Thursday, August 9, 2018

That A Man Can Be As Poor As Me (Robert Hunter & Jerry Garcia - "Black Peter"



          Our sixteen-year-old daughter has been in Israel for the past 5 weeks. She is scheduled to return early next week. Because of cell phones and WhatsApp, we have communicated with her quite frequently, she has spoken to us, video phoned us, and texted us. She has sent us pictures of nearly everywhere she has traveled throughout Israel. She has been to Israel on numerous occasions so she is rarely surprised by what she sees. She spent last Shabbat in Jerusalem. When we spoke to her, she commented that she is always overwhelmed by the poverty she sees, the number of beggars, and certainly the numerous women begging, pleading, and asking for money in order get their food for Shabbat. Our daughter is astute enough to notice the shopping bags full of change that the women outside the Kotel (Western Wall) have while they continue to ask for more. She appreciates the irony that when she gave a few shekels to a woman, the woman incredulously returned the shekels to our daughter. However, our daughter explained that she felt a tinge dismay; that something seemed so wrong. Here she was at the Judaism’s most holy site, and economic poverty surrounded this source of spiritual light and holiness. It seemed, to her, counterintuitive and she wondered how these two images co-existed.
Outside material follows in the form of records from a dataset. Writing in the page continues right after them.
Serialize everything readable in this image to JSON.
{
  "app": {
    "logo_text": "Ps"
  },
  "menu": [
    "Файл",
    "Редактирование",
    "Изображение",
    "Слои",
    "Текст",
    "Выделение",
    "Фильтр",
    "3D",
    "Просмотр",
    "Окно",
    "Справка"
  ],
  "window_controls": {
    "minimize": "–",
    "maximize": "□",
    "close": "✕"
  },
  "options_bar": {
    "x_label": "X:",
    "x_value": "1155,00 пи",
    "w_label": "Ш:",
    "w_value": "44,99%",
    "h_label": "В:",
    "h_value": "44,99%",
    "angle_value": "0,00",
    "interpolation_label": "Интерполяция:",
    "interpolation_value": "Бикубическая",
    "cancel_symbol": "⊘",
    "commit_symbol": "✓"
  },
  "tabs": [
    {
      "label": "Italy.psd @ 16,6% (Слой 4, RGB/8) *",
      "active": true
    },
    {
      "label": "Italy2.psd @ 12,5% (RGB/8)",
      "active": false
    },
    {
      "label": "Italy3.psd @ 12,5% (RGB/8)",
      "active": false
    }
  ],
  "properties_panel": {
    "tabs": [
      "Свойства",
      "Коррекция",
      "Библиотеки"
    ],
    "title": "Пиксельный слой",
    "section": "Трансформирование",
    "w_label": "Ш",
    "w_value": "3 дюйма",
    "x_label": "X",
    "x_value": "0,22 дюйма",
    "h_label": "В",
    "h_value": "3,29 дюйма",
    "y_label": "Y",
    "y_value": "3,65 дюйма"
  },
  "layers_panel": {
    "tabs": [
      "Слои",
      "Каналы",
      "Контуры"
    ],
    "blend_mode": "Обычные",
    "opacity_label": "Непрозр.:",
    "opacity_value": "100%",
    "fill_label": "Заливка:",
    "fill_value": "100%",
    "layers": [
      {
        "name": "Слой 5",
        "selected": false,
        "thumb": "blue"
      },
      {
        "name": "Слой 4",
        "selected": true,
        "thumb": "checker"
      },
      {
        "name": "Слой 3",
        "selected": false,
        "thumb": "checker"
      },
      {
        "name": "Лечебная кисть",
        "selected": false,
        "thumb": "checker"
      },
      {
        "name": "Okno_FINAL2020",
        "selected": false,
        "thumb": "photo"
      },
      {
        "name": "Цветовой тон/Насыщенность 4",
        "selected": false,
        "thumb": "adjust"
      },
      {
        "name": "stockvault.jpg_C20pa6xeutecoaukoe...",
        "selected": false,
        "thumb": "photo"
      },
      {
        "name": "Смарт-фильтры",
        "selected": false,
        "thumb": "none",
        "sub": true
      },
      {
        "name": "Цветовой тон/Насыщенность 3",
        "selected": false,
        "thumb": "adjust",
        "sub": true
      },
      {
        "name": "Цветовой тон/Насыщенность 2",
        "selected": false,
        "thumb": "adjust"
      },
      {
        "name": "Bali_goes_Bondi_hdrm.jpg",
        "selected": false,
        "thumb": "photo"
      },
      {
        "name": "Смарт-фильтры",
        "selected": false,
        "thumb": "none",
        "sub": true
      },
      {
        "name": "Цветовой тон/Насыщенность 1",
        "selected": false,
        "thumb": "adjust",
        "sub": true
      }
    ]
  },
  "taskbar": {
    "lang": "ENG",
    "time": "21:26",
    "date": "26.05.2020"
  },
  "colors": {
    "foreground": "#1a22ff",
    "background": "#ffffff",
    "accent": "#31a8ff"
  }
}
This week's Parsha is Re'eh. Moshe continues his discourse. He has already explained the Mitzvot, and he continues to do that. Moshe has alluded to the blessings of life if B'nai Yisroel follows God's commandments. He has and continues to allude to the curses that will befall B'nai Yisroel if they violate the most important commandment-idolatry. "See I present before you today a blessing and a curse" (Deut.11:26). V'haklalah Im Lo Tishm'u el Mitzvot Adonai Eloheichem V'sartem Min Ha'Derech Asher Anochi M'taveh Etchem Ha'yom La'lechet Acharei Elohim Acheirim Asher Lo Y'Datem-"And the curse: if you do not hearken to the commandments of the Lord your God, and you stray from the path that I command you today, to follow gods of others, that you did know." (Deut. 11:28) Moshe presents B'nai Yisroel with two pictures, a world when B'nai Yisroel lives up to its covenant with God and one in which they don't.  He reminds Bnai Yisroel of the sanctity of Eretz Yisroel (the Land of Israel), the consumption of foods that are consecrated to the Kohanim and he warns Bnai Yisroel to avoid imitating the Rituals and Rites of the Egyptians and the Canaanites. Moshe reminds Bnai Yisroel to be careful of false prophets, avoiding non-kosher foods, not living in wayward cities, forgiving loans after seven years, caring for the less fortunate and celebrating the three pilgrimage festivals of Pesach, Shavuot, and Sukkot.
During the course of his warning Bnai Yisroel of the dangers of not following the Torah and exhorting them to observe the Torah, Moshe makes a simple if not stunning admission regarding the reality of our physical existence. Ki Lo Yechdal Evyon Mikerev Ha'Aretz -For destitute people will not cease to exist within the Land, therefore I command you saying, 'You shall surely open your hand to your brother, to your poor, and to your destitute in your land" (Deut 15:11). The Torah may be many things, but spiritually unrealistic is not one of them. Judaism recognizes human reality and weakness as well as the importance of empathy. Focusing upon the word “brother”, Rashi (the great 11th Century French commentator) explains that if someone fails to empathize with his brother’s poverty; there may come a point when he joins his brother in poverty. For Rashi, there is little that separates the impoverished brother and the well-off brother, and as a result, the well-off brother must be able to see himself in the impoverished brother.
We know there will always be those less fortunate.  Whether "less fortunate" is a physical, emotional, spiritual, economic, or intellectual not everyone is as fortunate as the next person. We learn that tzuris is part of life and it transcends gender, age, and color and nationality. Moshe recognizes that in our zeal to make the world better, in our zeal to do Tikkun Olam (fix the world) we may grow dismayed and even beaten down because there is so much suffering.  Moshe reminds us that we are not obligated to do the impossible and eliminate the condition of poverty. Instead, our job is to contribute to the solution, by extending oneself to one who is less fortunate. Our sixteen year old understood the message.  The Kotel and what it symbolizes is an ideal, a utopia perhaps. The poverty that seemingly surrounds the Kotel manifest in all those beggars reminds the rest of us that we need to continually strive towards that ideal, towards that utopia. Rather than be overwhelmed our daughter realized that these two disparate images were empowered her to engage in acts of Chesed (Kindness) and Tzedaka (Charity) throughout her life.